What a year for European trade deals! Complicated negotiations and the long-standing opposition coming out from public opinion are two of the main aspects of this last negotiating season: CETA and TTIP are on everyone’s lips, and something really important recently took place, after seven years of negotiations, in Brussels.



“CETA is the best trade agreement the European Commission has ever negotiated,” said President Jean-Claude Juncker speaking to the press after the signature of the landmark trade deal between EU and Canada on Sunday (30 October), adding it will set  global standards for other trade agreements.

In general, twentieth-century trade deals mainly focus on cutting tariffs, while most recent ones, between rich countries, tend to regulate other type of obstacles and barriers to free-trade. The need of similar coordination generates worries among European citizens because of the fear to be forced to turn down important achievements in the fields of health and environmental regulation. Inevitably, coordinating standards and common regulations means surrendering a piece of sovereignty. The recent story of the Transatlantic Trade and Investment Partnership (a much bigger deal between EU and US) has shown the existence of intractable obstacles and difficulties during the entire negotiating process. As the “TTIP issue”, many Europeans worry that Comprehensive Economic and Trade Agreement (CETA) will dilute standards and labour laws, while on the other hand, they suspect that the new trial system and the new courts shaped by the treaty in order to settle investor disputes with governments will finally favour big firms and corporations over regulation.


Delayed by Wallonia’s reluctance to approve the deal, the pact was finally signed at a ceremony in Brussels by Canadian Prime minister Justin Trudeau, EU President Donald Tusk, European Commission head Jean-Claude Juncker and Slovak Prime Minister Robert Fico. In particular, negotiations met a “bumpy final landing” with reference to Wallonia’s first approach to the document. On October the 14th the regional parliament of Wallonia (a french-speaking region of Belgium, accounting for about a third of its population and a formerly wealthy industrialised region that is now trying to catch the restructuring of its economy, A/N) voted to block CETA. In this context, Belgium had to face the veto of Wallonia which has been demanding for reassurance and guarantees especially on agriculture, finally gaining concessions that international investors will not be able to force governments to alter. Wallonia concentrated and strongly reported the European farmers’ widespread discontent, being Wallonia a region where can be found a cow for every three humans, and being its farmers abundantly subsidised – so that they are worried about the cheap Canadian competition. The final lifting of the Walloon veto paved the way for the EU-28 bloc to successfully sign the treaty, allowing it to come into force, but only on a temporary basis, starting next year.

Furthermore, CETA must be ratified by 38 regional and national EU parliaments before it officially came into force and to be fully implemented. And Wallonia’s “no-go” vote may have set a not-so-easy precedent.

As we said in a previous article on TTIP, states use economic competition in pursuit of geopolitical objectives. CETA and TTIP can be intended as nothing but a reassurance of the dominance of the industrialized “West”, which still accounts for more than 50 percent of the global economic output and one third of all global trade.

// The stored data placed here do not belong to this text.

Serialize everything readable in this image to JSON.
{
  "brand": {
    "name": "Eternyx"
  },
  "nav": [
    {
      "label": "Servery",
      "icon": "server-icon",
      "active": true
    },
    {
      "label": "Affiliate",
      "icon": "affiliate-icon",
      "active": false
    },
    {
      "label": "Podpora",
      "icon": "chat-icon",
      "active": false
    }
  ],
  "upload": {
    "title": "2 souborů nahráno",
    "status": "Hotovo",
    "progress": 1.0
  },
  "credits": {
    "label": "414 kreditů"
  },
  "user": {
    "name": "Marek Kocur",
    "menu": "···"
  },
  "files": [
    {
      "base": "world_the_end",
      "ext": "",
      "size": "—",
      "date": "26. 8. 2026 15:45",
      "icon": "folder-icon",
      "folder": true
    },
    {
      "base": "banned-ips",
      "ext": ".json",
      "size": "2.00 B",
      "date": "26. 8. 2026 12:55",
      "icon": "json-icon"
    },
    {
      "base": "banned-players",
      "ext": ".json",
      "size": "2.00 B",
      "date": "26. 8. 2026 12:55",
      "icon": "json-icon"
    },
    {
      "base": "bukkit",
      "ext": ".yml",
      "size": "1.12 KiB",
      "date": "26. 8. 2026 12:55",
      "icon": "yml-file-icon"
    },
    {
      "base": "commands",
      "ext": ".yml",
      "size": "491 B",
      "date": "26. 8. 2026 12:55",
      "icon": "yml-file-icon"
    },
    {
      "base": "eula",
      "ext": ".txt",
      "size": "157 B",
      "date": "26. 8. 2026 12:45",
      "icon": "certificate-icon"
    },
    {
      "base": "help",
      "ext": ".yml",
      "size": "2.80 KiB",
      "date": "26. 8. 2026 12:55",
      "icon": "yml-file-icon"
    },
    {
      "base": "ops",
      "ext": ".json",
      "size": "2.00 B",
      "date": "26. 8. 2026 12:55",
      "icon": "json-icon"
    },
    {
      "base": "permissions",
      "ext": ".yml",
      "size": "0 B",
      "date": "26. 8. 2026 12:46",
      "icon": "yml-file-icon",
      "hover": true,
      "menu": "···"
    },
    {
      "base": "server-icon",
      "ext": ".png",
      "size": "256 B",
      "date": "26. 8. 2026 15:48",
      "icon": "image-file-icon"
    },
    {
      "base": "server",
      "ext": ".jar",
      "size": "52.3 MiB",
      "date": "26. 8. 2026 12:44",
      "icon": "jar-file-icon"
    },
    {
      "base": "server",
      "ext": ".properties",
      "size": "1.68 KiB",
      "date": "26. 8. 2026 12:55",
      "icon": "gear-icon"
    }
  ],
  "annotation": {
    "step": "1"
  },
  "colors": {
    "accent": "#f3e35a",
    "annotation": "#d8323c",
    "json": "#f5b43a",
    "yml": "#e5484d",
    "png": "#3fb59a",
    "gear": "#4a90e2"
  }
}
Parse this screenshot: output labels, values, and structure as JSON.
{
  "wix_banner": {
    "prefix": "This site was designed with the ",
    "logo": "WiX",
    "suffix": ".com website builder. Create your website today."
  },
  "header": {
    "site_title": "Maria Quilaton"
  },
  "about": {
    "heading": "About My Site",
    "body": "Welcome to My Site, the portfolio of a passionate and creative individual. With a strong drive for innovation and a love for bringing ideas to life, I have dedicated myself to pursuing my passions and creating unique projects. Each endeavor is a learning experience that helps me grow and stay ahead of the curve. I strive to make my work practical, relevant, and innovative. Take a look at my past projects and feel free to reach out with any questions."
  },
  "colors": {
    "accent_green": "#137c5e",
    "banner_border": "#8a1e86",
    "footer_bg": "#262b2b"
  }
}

Furthermore we underlined how, within the framework of the WTO, developed countries and their competitiveness have experienced the increasing pressure in negotiations exerted by the fast growing economies of the large emerging countries: China, India, Turkey, Brazil and Russia.

After years of crises, low growth and political tension in the West, China and the other emerging economies exert their political influence via economic and financial success. In this regard, the development of a western-trade-bloc would strengthen the Western economic model against the growing influence of the Rest of the World. Size matters, especially in the geopolitics of trade.

In numbers, CETA will make Europe €5.8 billion reacher per year, removing 99% of existing tariffs and potentially boosting bilateral trade by 20%, linking the EU single market with the world’s 10th largest economy (nominal GDP, A/N) and member of the G7 club.